Cath Lab Digest

Cerebral palsy (CP) is a non-progressive brain disorder characterized by insufficient development of postural reflexes (i.e. head control), prolonged retention of primitive patterns of activity, abnormal coordination and muscle patterning.
As a result, those with cerebral palsy have delayed motor development and impaired patterns of movement.”^1,2 It is a chronic disabling condition of childhood. It is occurs in 1.5/1,000 to 3/1,000 live births with spasticity as a prevalent disabling clinical symptom.³

When evaluating infants, physicians should be aware there are two signs that suggest the possibility of cerebral palsy as a diagnosis. One sign is the presence of hyperactive deep tendon reflexes in a hypertonic or hypotonic child. The other sign is a unilateral or bilateral persistence of neonatal reflexes beyond the time that they should have disappeared or been absorbed into a more sophisticated reflex.⁴

Spasticity is a form of cerebral palsy in which pyramidal system dysfunction leads to an inhibitory imbalance. This loss of inhibitory control contributes to an exaggerated spinal stretch reflex. As a result, patterns of voluntary movement are altered because this loss of inhibitory control leads to concurrent firing of muscle groups such as adductors and abductors.

Although cerebral palsy causes a variety of upper motor neuron dysfunctions, spasticity is the most common and typically results in asymptomatic foot dysfunction. As the child grows, longstanding imbalances between agonist and antagonist muscle groups can lead to fixed deformities of the foot such as muscle contractures and bony deformities, some of which may require surgery to correct.

It is typical of the spastic individual to have concomitant abnormalities in the superstructure such as the hip and knee that may have an impact on closed-chain foot position and function. Conversely, one must consider the retrograde role of abnormal foot postures on hip and knee position and function as well.

Keys To The Clinical Exam

In regard to the lower extremity assessment for these patients, it is important to correlate restricted joint range of motions with gait abnormalities. For example, one should take care during the clinical exam of ankle dorsiflexion to avoid a forceful slow stretch that tends to overestimate the functional range of motion actually available at the joint one is evaluating. Standing and walking tend to increase spasticity and the two-finger method of assessing joint range of motion offers a more approximate assessment of the motion actually available in gait.

Further complicating the assessment of ankle range of motion is that clinical assessment of the gastroc and soleus muscles as separate units can be difficult in this population. Traditional comparison of ankle dorsiflexion with the knee extended and knee flexed to distinguish the two muscles proves difficult as the position of adjacent joints affect spasticity.

However, examining ankle dorsiflexion in both knee positions is still valuable as children with increased dorsiflexion to 10 to 15 degrees with the knee flexed versus extended is suggestive of greater gastrocnemius involvement. These patients tend to have plantarflexion of the ankle in swing and early stance phase, but can achieve dorsiflexion in midstance.

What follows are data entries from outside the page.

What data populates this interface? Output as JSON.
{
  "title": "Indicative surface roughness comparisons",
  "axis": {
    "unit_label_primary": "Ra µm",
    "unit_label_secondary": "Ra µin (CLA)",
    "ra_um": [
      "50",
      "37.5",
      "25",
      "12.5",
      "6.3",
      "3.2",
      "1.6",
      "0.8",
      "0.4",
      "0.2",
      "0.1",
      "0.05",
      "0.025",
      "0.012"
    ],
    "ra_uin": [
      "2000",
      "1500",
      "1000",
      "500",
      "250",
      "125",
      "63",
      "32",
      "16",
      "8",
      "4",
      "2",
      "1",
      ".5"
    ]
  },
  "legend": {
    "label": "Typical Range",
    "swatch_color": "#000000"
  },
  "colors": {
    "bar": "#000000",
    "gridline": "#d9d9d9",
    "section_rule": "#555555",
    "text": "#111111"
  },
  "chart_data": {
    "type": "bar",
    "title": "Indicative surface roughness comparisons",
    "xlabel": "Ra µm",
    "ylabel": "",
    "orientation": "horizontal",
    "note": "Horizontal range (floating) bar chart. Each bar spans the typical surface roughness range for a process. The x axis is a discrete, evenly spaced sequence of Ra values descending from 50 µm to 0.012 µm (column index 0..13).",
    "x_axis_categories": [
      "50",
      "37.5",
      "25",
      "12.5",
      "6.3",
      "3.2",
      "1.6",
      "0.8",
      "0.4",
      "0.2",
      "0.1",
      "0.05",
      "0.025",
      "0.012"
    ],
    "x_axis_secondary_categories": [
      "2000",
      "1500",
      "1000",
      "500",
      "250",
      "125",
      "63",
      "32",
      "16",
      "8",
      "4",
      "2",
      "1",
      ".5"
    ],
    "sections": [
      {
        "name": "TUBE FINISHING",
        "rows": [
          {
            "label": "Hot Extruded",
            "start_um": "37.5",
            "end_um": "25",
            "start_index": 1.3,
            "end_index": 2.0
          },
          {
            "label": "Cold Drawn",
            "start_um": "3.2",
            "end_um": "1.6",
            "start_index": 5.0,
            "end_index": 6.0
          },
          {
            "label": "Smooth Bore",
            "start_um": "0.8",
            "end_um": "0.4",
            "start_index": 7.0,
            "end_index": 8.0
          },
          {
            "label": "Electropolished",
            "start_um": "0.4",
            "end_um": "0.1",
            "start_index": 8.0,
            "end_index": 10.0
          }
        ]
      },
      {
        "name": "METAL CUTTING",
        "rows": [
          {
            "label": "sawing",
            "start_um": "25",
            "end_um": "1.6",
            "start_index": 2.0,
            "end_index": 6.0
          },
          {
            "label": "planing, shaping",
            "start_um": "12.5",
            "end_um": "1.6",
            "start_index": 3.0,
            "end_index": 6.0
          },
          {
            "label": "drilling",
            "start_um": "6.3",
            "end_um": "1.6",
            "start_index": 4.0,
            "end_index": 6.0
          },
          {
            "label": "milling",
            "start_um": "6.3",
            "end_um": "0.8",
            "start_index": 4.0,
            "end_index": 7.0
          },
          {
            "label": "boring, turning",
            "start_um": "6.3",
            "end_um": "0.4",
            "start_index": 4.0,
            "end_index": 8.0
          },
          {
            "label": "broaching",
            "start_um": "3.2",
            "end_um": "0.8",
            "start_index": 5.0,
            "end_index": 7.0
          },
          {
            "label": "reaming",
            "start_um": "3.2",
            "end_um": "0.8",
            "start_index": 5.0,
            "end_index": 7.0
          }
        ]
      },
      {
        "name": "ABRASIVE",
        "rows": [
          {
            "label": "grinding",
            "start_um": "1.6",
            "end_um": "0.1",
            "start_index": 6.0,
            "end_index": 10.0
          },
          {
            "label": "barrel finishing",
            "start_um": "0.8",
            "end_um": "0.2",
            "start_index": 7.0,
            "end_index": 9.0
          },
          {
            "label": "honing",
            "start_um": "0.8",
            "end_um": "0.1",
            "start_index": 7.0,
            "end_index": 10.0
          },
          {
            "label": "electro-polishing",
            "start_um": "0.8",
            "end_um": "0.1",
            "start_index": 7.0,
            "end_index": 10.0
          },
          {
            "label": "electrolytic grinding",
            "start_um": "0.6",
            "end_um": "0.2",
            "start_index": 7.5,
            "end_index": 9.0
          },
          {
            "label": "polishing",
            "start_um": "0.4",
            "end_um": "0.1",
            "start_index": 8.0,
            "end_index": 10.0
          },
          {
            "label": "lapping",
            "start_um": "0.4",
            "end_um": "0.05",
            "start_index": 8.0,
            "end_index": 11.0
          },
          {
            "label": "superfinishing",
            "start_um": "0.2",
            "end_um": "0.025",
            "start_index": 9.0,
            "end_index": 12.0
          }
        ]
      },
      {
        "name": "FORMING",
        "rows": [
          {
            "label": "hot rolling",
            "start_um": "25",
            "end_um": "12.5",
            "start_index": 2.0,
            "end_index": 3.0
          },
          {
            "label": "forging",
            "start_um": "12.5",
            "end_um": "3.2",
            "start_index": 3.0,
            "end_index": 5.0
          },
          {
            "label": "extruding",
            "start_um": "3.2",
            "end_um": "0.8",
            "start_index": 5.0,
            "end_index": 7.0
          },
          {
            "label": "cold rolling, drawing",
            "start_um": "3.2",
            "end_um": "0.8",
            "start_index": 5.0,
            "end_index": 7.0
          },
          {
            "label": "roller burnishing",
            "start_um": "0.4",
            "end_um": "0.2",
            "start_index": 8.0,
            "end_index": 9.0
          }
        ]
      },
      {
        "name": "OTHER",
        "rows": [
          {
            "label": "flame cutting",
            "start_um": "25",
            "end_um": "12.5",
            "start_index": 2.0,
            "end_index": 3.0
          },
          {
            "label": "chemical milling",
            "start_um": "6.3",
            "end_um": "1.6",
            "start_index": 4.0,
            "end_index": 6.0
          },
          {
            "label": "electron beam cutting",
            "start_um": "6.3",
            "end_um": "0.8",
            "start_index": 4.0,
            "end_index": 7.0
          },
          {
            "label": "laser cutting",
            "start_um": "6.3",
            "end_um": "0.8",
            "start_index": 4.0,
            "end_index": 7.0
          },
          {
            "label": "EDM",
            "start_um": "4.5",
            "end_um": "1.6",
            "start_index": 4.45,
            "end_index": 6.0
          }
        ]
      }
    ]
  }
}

There is growing enthusiasm for the role of instrumental gait analysis in evaluating patients with spasticity. It is helpful in determining exact information on abnormal muscle firing in such patients. It has been documented that preoperative gait analysis does alter surgical decision-making.⁵ One should seriously consider this when planning surgery.

Physical therapy, orthoses and/or manipulation are first line options for patients with spasticity. Even for those children who may eventually require surgery, the use of these modalities to delay surgery until the age of 6 to 8 years is considered advantageous.